Reference MLSA typing Fragments from five housekeeping
genes argH (argininosuccinate lyase), cya (adenylate cyclase), murC (UDP N-acetylmuramate-L-Ala ligase, pta (phosphate acetyltransferase) and purH (phoshoribosylminoimiazolcarboxylase ATPase subunit) were amplified using the sets of primers as previously described (21). The sequences of each one of these five housekeeping genes retrieved from 48 M. Mocetinostat abscessus sequenced genomes, were also included in the MLSA analysis (Additional file 1). MST analysis Sequences of the whole intergenic spacers were extracted from the reference M. abscessus CIP104536T (ATCC19977) genome (GenBank accession CU458896.1) using the perl script selleck products software and a total of 8 spacers with a 200-700-bp sequence size were further used in analysis. For each of these 8 spacers, specific PCR primers were designed using Primer3 software v 0.4.0 ( http://frodo.wi.mit.edu/primer3) and tested in silico for specificity using BLAST software ( http://www.ncbi.nlm.nih.gov).
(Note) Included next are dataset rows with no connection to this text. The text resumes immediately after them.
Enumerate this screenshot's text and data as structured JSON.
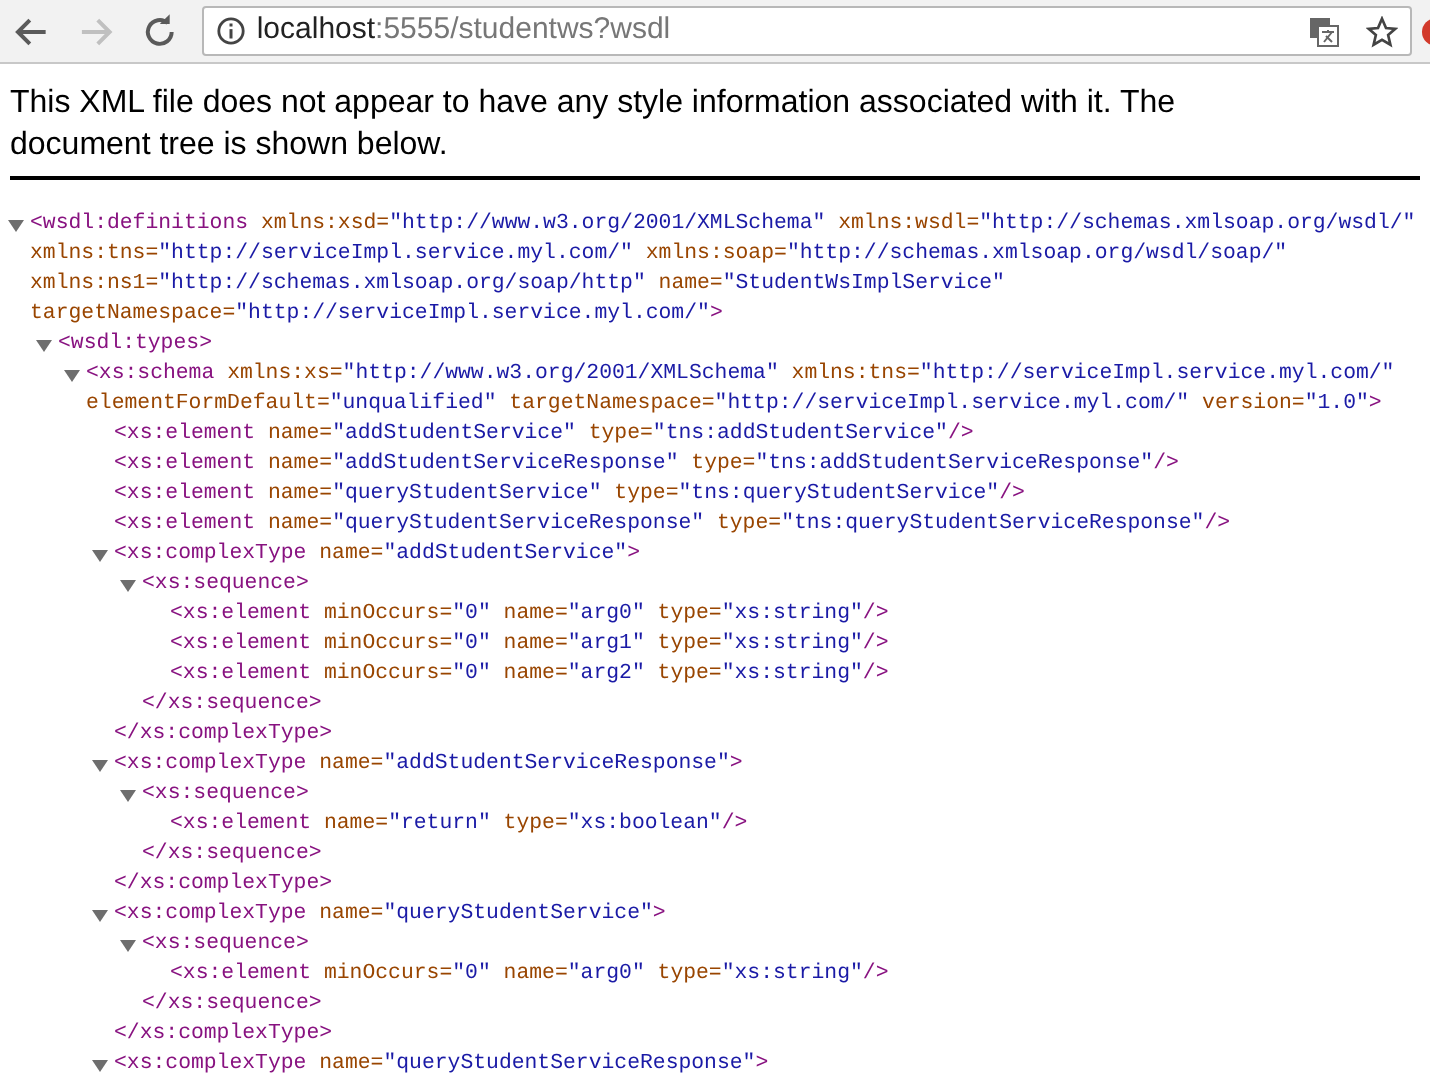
{
  "browser": {
    "back_disabled": false,
    "forward_disabled": true,
    "url_host": "localhost",
    "url_rest": ":5555/studentws?wsdl"
  },
  "notice": "This XML file does not appear to have any style information associated with it. The document tree is shown below.",
  "tree": {
    "tag": "<wsdl:definitions",
    "end": ">",
    "expanded": true,
    "attributes": [
      {
        "name": "xmlns:xsd=",
        "value": "\"http://www.w3.org/2001/XMLSchema\""
      },
      {
        "name": "xmlns:wsdl=",
        "value": "\"http://schemas.xmlsoap.org/wsdl/\""
      },
      {
        "name": "xmlns:tns=",
        "value": "\"http://serviceImpl.service.myl.com/\""
      },
      {
        "name": "xmlns:soap=",
        "value": "\"http://schemas.xmlsoap.org/wsdl/soap/\""
      },
      {
        "name": "xmlns:ns1=",
        "value": "\"http://schemas.xmlsoap.org/soap/http\""
      },
      {
        "name": "name=",
        "value": "\"StudentWsImplService\""
      },
      {
        "name": "targetNamespace=",
        "value": "\"http://serviceImpl.service.myl.com/\""
      }
    ],
    "children": [
      {
        "tag": "<wsdl:types",
        "end": ">",
        "expanded": true,
        "children": [
          {
            "tag": "<xs:schema",
            "end": ">",
            "expanded": true,
            "attributes": [
              {
                "name": "xmlns:xs=",
                "value": "\"http://www.w3.org/2001/XMLSchema\""
              },
              {
                "name": "xmlns:tns=",
                "value": "\"http://serviceImpl.service.myl.com/\""
              },
              {
                "name": "elementFormDefault=",
                "value": "\"unqualified\""
              },
              {
                "name": "targetNamespace=",
                "value": "\"http://serviceImpl.service.myl.com/\""
              },
              {
                "name": "version=",
                "value": "\"1.0\""
              }
            ],
            "children": [
              {
                "tag": "<xs:element",
                "end": "/>",
                "attributes": [
                  {
                    "name": "name=",
                    "value": "\"addStudentService\""
                  },
                  {
                    "name": "type=",
                    "value": "\"tns:addStudentService\""
                  }
                ]
              },
              {
                "tag": "<xs:element",
                "end": "/>",
                "attributes": [
                  {
                    "name": "name=",
                    "value": "\"addStudentServiceResponse\""
                  },
                  {
                    "name": "type=",
                    "value": "\"tns:addStudentServiceResponse\""
                  }
                ]
              },
              {
                "tag": "<xs:element",
                "end": "/>",
                "attributes": [
                  {
                    "name": "name=",
                    "value": "\"queryStudentService\""
                  },
                  {
                    "name": "type=",
                    "value": "\"tns:queryStudentService\""
                  }
                ]
              },
              {
                "tag": "<xs:element",
                "end": "/>",
                "attributes": [
                  {
                    "name": "name=",
                    "value": "\"queryStudentServiceResponse\""
                  },
                  {
                    "name": "type=",
                    "value": "\"tns:queryStudentServiceResponse\""
                  }
                ]
              },
              {
                "tag": "<xs:complexType",
                "end": ">",
                "expanded": true,
                "attributes": [
                  {
                    "name": "name=",
                    "value": "\"addStudentService\""
                  }
                ],
                "close": "</xs:complexType>",
                "children": [
                  {
                    "tag": "<xs:sequence",
                    "end": ">",
                    "expanded": true,
                    "close": "</xs:sequence>",
                    "children": [
                      {
                        "tag": "<xs:element",
                        "end": "/>",
                        "attributes": [
                          {
                            "name": "minOccurs=",
                            "value": "\"0\""
                          },
                          {
                            "name": "name=",
                            "value": "\"arg0\""
                          },
                          {
                            "name": "type=",
                            "value": "\"xs:string\""
                          }
                        ]
                      },
                      {
                        "tag": "<xs:element",
                        "end": "/>",
                        "attributes": [
                          {
                            "name": "minOccurs=",
                            "value": "\"0\""
                          },
                          {
                            "name": "name=",
                            "value": "\"arg1\""
                          },
                          {
                            "name": "type=",
                            "value": "\"xs:string\""
                          }
                        ]
                      },
                      {
                        "tag": "<xs:element",
                        "end": "/>",
                        "attributes": [
                          {
                            "name": "minOccurs=",
                            "value": "\"0\""
                          },
                          {
                            "name": "name=",
                            "value": "\"arg2\""
                          },
                          {
                            "name": "type=",
                            "value": "\"xs:string\""
                          }
                        ]
                      }
                    ]
                  }
                ]
              },
              {
                "tag": "<xs:complexType",
                "end": ">",
                "expanded": true,
                "attributes": [
                  {
                    "name": "name=",
                    "value": "\"addStudentServiceResponse\""
                  }
                ],
                "close": "</xs:complexType>",
                "children": [
                  {
                    "tag": "<xs:sequence",
                    "end": ">",
                    "expanded": true,
                    "close": "</xs:sequence>",
                    "children": [
                      {
                        "tag": "<xs:element",
                        "end": "/>",
                        "attributes": [
                          {
                            "name": "name=",
                            "value": "\"return\""
                          },
                          {
                            "name": "type=",
                            "value": "\"xs:boolean\""
                          }
                        ]
                      }
                    ]
                  }
                ]
              },
              {
                "tag": "<xs:complexType",
                "end": ">",
                "expanded": true,
                "attributes": [
                  {
                    "name": "name=",
                    "value": "\"queryStudentService\""
                  }
                ],
                "close": "</xs:complexType>",
                "children": [
                  {
                    "tag": "<xs:sequence",
                    "end": ">",
                    "expanded": true,
                    "close": "</xs:sequence>",
                    "children": [
                      {
                        "tag": "<xs:element",
                        "end": "/>",
                        "attributes": [
                          {
                            "name": "minOccurs=",
                            "value": "\"0\""
                          },
                          {
                            "name": "name=",
                            "value": "\"arg0\""
                          },
                          {
                            "name": "type=",
                            "value": "\"xs:string\""
                          }
                        ]
                      }
                    ]
                  }
                ]
              },
              {
                "tag": "<xs:complexType",
                "end": ">",
                "expanded": true,
                "attributes": [
                  {
                    "name": "name=",
                    "value": "\"queryStudentServiceResponse\""
                  }
                ]
              }
            ]
          }
        ]
      }
    ]
  }
}
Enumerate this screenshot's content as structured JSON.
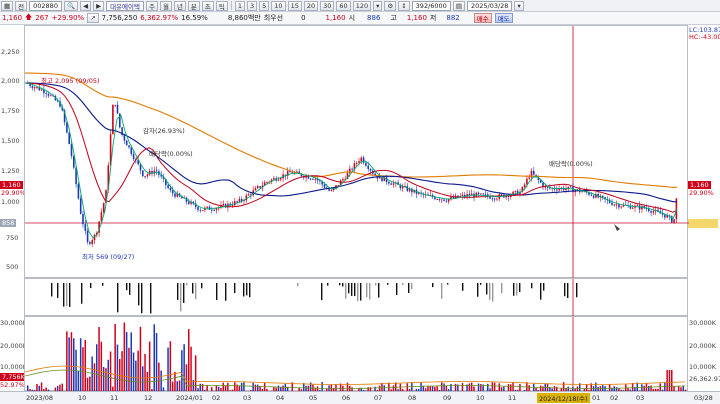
{
  "toolbar": {
    "grid_icon": "▦",
    "code_type": "전",
    "code": "002880",
    "name": "대유에이텍",
    "periods": [
      "주",
      "월",
      "년",
      "분",
      "초",
      "틱"
    ],
    "intervals": [
      "1",
      "3",
      "5",
      "10",
      "15",
      "20",
      "30",
      "60",
      "120"
    ],
    "position": "392/6000",
    "date": "2025/03/28"
  },
  "quote": {
    "price": "1,160",
    "change": "267",
    "change_pct": "+29.90%",
    "volume": "7,756,250",
    "volume_pct": "6,362.97%",
    "turnover_pct": "16.59%",
    "amount": "8,860백만",
    "bid_label": "최우선",
    "bid_qty": "0",
    "last": "1,160",
    "high_label": "시",
    "high": "886",
    "low_label": "고",
    "low": "1,160",
    "close_label": "저",
    "close": "882",
    "buy_button": "매수",
    "sell_button": "매도"
  },
  "price_axis": {
    "ticks": [
      "2,250",
      "2,000",
      "1,750",
      "1,500",
      "1,250",
      "1,000",
      "750",
      "500"
    ],
    "right_header": "LC:103.87",
    "right_header2": "HC:-43.00",
    "current_tag": "1,160",
    "current_pct": "29.90%",
    "ref_tag": "858",
    "ref_right": "858"
  },
  "annotations": {
    "high": "최고 2,095 (09/05)",
    "low": "최저 569 (09/27)",
    "capital_reduction": "감자(26.93%)",
    "dividend_1": "배당락(0.00%)",
    "dividend_2": "배당락(0.00%)"
  },
  "volume_axis": {
    "ticks_left": [
      "30,000K",
      "20,000K",
      "10,000K"
    ],
    "ticks_right": [
      "30,000K",
      "20,000K",
      "10,000K"
    ],
    "current_tag": "7,756K",
    "current_pct": "52.97%",
    "right_value": "26,362.97%"
  },
  "xaxis": {
    "labels": [
      "2023/08",
      "10",
      "11",
      "12",
      "2024/01",
      "02",
      "03",
      "04",
      "05",
      "06",
      "07",
      "08",
      "09",
      "10",
      "11",
      "2024/12/18(수)",
      "01",
      "02",
      "03",
      "03/28"
    ],
    "cursor_label": "2024/12/18(수)"
  },
  "colors": {
    "up": "#d0021b",
    "down": "#1c39bb",
    "ma5": "#00a86b",
    "ma20": "#c0001a",
    "ma60": "#0a1a8c",
    "ma120": "#e07b00"
  }
}
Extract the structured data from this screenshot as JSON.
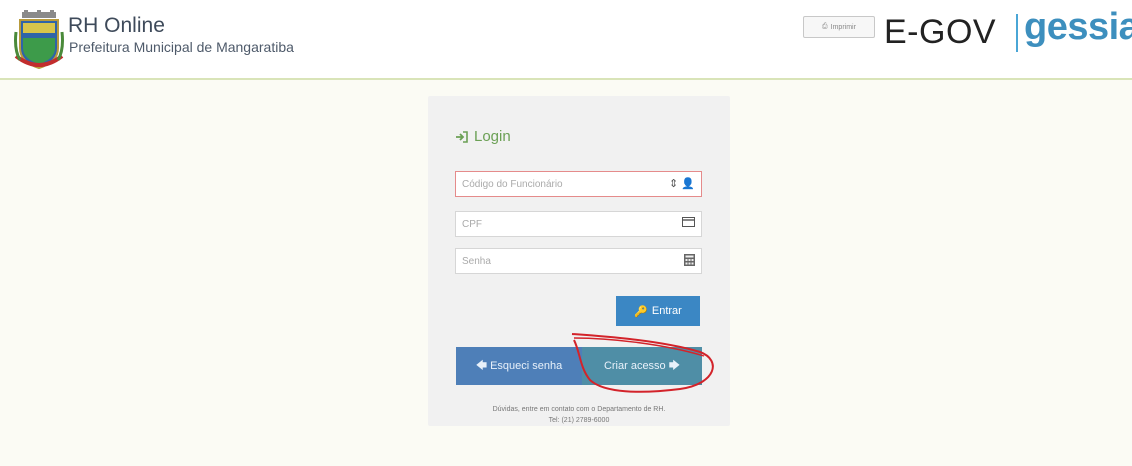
{
  "header": {
    "app_title": "RH Online",
    "app_subtitle": "Prefeitura Municipal de Mangaratiba",
    "print_label": "Imprimir",
    "egov_label": "E-GOV",
    "brand_label": "gessiap",
    "brand_color": "#3d8fbe",
    "divider_color": "#4aa6d6"
  },
  "login": {
    "heading": "Login",
    "heading_icon": "sign-in-icon",
    "accent_color": "#6ba055",
    "fields": [
      {
        "placeholder": "Código do Funcionário",
        "value": "",
        "icon": "user-icon",
        "state": "error"
      },
      {
        "placeholder": "CPF",
        "value": "",
        "icon": "card-icon"
      },
      {
        "placeholder": "Senha",
        "value": "",
        "icon": "keypad-icon"
      }
    ],
    "submit_label": "Entrar",
    "submit_color": "#3b87c4",
    "forgot_label": "Esqueci senha",
    "create_label": "Criar acesso",
    "help_line1": "Dúvidas, entre em contato com o Departamento de RH.",
    "help_line2": "Tel: (21) 2789-6000"
  },
  "annotation": {
    "color": "#d3232a",
    "shape": "hand-drawn circle around Criar acesso"
  }
}
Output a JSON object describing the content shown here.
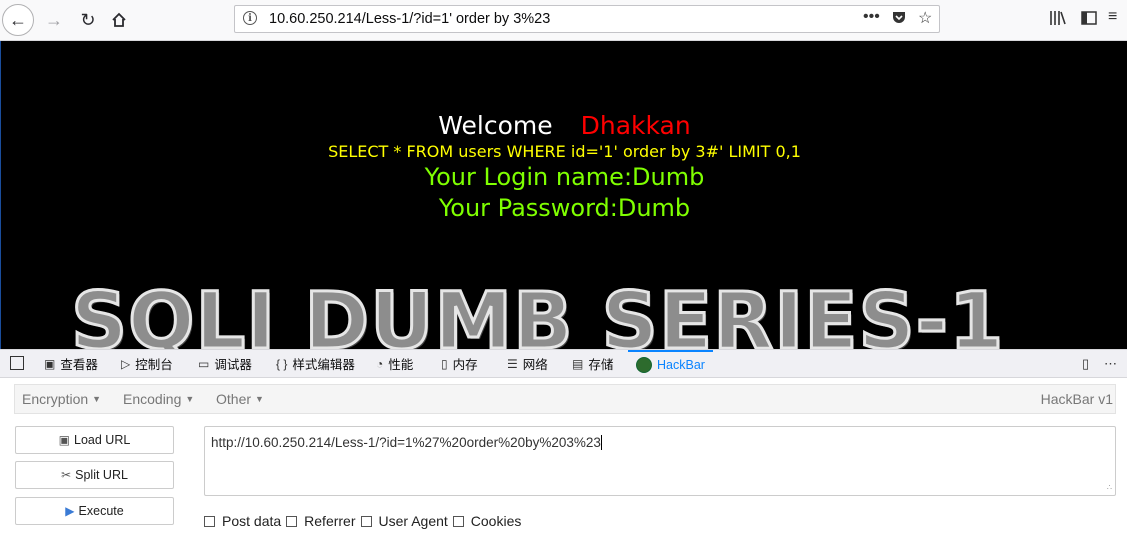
{
  "browser": {
    "url": "10.60.250.214/Less-1/?id=1' order by 3%23"
  },
  "page": {
    "welcome": "Welcome",
    "name": "Dhakkan",
    "sql": "SELECT * FROM users WHERE id='1' order by 3#' LIMIT 0,1",
    "login": "Your Login name:Dumb",
    "password": "Your Password:Dumb",
    "banner": "SQLI DUMB SERIES-1"
  },
  "devtools": {
    "tabs": [
      "查看器",
      "控制台",
      "调试器",
      "样式编辑器",
      "性能",
      "内存",
      "网络",
      "存储",
      "HackBar"
    ],
    "active_tab": "HackBar"
  },
  "hackbar": {
    "menu": [
      "Encryption",
      "Encoding",
      "Other"
    ],
    "version": "HackBar v1",
    "load_url": "Load URL",
    "split_url": "Split URL",
    "execute": "Execute",
    "url_value": "http://10.60.250.214/Less-1/?id=1%27%20order%20by%203%23",
    "checks": [
      "Post data",
      "Referrer",
      "User Agent",
      "Cookies"
    ]
  }
}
The PCR conditions were first optimized using DNA extracted from the reference M. abscessus, “M. bolletii” and “M. massiliense” isolates before analysis of DNA extracted from the 17 clinical isolates (Table 1). The PCR amplifications were performed in a 50 μl PCR mixture containing 5 μl 10x buffer (Qiagen, Courtaboeuf, France), 200 mM each dNTP, 1.5 mM MgCl2, 1.25 U HotStarTaq polymerase (Qiagen), 1 μl each primer (10 pM), 33 μl nuclease-free water and 5 μl DNA template. The amplification program consisted of an initial 15 min denaturation step at 95°C followed by 40 cycles of 30 s at 95°C, 30 s at 60°C and 1 min at 72°C; the amplification was completed by a final Selleck NVP-HSP990 5-min elongation step at 72°C. Negative controls consisting of PCR mixture without DNA template were included in each PCR run. The products were visualized by gel electrophoresis, purified using a MultiScreen PCR filter plate (Millipore, Molsheim, learn more France) and sequenced in both directions using the
BigDye Terminator sequencing kit (Applied Biosystems, Villebon-sur-Yvette, France), as previously described [27]. The sequences were edited using the ChromasPro software (version 1.42; Technelysium Pty Ltd), aligned using Clustal W (MEGA 5 software) and compared with the reference M. abscessus ATCC 19977 sequences (GenBank accession CU458896.1). For MST and MLSA discrimination power was calculated using the Hunter-Gaston Index [31]: where D is the numerical index of discrimination, N is the total number of isolates in the sample population, s is the total number of different types and nj is the number of isolates belonging to the jth type. Phylogenetic analysis Phylogenetic trees were constructed based on rpoB gene, concatenated MLSA genes, concatenated spacers and MST spacer n°2 sequences using the neighbor–joining method with Kimura’s two-parameter (K2P) distance correction model with 1000 bootstrap replications in the MEGA version 5 software package [32].